Es war einmal Kathmandu. Ein Losungswort, ein Geheimcode, in aller Munde. Kathmandu, du gehörst dazu. Zur Bruder- oder Schwesternschaft, zu denen, die über die Ameisenstraße krabbeln, mit Siddharta im Rucksack. Sonst möglichst mit nichts. Oder nur Erbetteltem. Wie Mönche. Das ist das Höchste, das Allerniedrigste zu sein. Frei wie Laub, wie Staub.

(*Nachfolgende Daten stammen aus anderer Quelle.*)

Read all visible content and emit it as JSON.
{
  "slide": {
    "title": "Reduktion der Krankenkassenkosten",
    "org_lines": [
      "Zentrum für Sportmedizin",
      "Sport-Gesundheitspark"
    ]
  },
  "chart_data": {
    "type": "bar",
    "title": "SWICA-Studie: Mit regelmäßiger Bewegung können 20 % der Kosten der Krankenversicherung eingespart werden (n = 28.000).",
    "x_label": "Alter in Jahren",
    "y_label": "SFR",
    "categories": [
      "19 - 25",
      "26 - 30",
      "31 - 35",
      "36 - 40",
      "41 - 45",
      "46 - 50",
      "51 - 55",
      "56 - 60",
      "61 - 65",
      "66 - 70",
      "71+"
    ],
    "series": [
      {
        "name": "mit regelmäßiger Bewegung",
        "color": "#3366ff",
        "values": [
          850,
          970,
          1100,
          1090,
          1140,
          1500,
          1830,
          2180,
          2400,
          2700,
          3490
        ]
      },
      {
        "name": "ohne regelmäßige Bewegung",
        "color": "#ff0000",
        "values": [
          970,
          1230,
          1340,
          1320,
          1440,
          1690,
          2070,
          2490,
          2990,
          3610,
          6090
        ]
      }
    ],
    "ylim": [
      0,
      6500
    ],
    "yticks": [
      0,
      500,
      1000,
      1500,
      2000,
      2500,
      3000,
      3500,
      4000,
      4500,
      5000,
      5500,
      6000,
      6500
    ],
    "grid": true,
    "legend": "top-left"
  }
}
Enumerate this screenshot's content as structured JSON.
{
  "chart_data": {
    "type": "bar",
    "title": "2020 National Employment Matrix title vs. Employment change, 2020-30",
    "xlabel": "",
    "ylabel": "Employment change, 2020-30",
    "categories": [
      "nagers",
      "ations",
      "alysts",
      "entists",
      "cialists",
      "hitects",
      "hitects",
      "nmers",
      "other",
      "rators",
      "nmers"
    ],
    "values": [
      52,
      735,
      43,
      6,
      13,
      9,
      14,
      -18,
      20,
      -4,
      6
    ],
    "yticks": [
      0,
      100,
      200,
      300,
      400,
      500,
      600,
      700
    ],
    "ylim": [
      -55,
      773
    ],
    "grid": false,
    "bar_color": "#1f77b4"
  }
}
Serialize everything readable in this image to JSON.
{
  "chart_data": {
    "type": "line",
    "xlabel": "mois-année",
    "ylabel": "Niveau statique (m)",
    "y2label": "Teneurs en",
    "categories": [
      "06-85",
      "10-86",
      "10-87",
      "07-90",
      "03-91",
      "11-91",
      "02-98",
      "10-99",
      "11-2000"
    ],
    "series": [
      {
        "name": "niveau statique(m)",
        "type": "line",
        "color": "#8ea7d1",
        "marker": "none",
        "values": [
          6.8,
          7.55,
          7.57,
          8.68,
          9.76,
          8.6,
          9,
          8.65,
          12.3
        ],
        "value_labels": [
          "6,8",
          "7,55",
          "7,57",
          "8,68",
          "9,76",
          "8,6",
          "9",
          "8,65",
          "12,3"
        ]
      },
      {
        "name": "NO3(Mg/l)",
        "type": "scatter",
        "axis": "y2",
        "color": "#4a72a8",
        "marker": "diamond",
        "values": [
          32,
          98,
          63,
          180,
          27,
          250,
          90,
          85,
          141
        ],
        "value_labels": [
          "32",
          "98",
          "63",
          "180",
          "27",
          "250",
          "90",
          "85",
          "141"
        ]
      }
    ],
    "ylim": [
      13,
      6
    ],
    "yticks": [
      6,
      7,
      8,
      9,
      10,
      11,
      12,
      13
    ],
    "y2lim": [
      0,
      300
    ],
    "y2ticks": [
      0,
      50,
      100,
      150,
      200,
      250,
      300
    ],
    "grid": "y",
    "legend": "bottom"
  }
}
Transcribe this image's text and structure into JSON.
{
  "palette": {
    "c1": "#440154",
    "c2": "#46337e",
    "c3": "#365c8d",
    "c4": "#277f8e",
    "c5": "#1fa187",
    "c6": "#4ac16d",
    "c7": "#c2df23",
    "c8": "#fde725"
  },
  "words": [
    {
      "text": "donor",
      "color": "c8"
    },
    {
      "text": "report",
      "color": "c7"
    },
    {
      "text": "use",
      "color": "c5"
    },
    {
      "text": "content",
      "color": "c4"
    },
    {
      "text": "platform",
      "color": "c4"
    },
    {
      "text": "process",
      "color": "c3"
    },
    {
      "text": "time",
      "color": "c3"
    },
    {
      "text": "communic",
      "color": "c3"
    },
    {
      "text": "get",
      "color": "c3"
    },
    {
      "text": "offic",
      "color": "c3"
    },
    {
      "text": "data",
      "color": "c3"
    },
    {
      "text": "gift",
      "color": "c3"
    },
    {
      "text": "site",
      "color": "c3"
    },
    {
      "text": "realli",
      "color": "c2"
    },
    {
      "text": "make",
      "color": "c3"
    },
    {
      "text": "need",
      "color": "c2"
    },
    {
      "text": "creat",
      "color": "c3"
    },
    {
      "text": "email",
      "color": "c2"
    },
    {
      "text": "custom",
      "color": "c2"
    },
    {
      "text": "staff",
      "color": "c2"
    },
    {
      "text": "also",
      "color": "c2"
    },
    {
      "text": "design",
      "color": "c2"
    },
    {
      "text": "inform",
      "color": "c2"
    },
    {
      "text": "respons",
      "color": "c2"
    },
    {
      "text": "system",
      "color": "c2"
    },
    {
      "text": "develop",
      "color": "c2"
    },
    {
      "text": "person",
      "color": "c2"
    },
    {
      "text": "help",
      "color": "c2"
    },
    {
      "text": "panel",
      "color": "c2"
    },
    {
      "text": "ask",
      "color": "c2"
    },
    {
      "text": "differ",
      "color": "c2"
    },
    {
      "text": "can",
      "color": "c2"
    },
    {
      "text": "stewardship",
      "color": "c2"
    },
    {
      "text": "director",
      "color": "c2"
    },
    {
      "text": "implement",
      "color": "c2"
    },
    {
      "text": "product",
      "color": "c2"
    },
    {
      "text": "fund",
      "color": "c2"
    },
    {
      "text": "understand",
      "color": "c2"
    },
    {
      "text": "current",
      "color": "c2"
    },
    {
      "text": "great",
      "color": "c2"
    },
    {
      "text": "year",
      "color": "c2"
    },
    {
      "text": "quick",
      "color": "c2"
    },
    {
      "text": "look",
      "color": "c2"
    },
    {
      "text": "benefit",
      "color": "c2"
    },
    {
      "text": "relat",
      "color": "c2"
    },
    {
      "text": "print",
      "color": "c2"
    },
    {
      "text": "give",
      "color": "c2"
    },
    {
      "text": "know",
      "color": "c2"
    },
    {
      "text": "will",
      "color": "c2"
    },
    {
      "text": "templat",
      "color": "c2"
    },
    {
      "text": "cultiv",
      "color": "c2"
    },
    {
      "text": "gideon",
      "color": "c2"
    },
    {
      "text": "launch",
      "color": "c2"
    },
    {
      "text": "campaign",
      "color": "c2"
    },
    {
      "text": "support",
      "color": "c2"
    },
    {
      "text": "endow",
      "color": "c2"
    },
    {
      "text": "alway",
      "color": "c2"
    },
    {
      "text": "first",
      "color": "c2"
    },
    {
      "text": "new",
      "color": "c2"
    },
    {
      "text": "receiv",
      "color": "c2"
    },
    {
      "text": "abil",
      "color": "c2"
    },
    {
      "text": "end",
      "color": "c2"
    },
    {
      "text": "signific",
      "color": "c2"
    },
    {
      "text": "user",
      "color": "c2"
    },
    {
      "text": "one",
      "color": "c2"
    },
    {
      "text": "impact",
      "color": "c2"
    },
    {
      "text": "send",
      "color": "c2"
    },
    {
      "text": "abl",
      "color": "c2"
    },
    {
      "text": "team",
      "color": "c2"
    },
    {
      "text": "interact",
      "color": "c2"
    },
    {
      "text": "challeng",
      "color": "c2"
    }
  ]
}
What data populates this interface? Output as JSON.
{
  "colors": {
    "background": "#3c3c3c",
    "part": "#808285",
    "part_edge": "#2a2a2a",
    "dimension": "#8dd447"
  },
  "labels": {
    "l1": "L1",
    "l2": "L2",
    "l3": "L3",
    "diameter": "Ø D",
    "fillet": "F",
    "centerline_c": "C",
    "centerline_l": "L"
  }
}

Daumen in die Luft, ein Auto wird kommen, noch eins, viele, Bahnen, Busse, die immer zusammengebastelter aussehen, voller, bunter, Länder, die immer bunter werden mit immer dunkleren Menschen. Die aber zunehmend erleuchtet sind. Auch wenn sie hungrig sind und nichts besitzen außer Kinder und Götter.
Kathmandu, raunt man einander zu. Es geht geradeaus, Berge und Flüsse und Afghanistan und der Iran, irgendwann sind die Sohlen abgelaufen, die Visen, die Devisen, es geht barfuß weiter, über Pässe, magere Menschen winken und lachen ohne Zähne, wie herzerwärmend ist das. Wanzen kommen auf Besuch, Kamele grinsen, Augen schauen gelb. Eine neue Dimension des Kotzens erschließt sich. Glaubst du, die bringen uns um? Dann wieder wird man eingeladen, auf einen Kefir in einem Hinterzimmer, wo sich ein Greis zwischen Teppichen über den Bart streicht, ein Teeschälchen wird gereicht.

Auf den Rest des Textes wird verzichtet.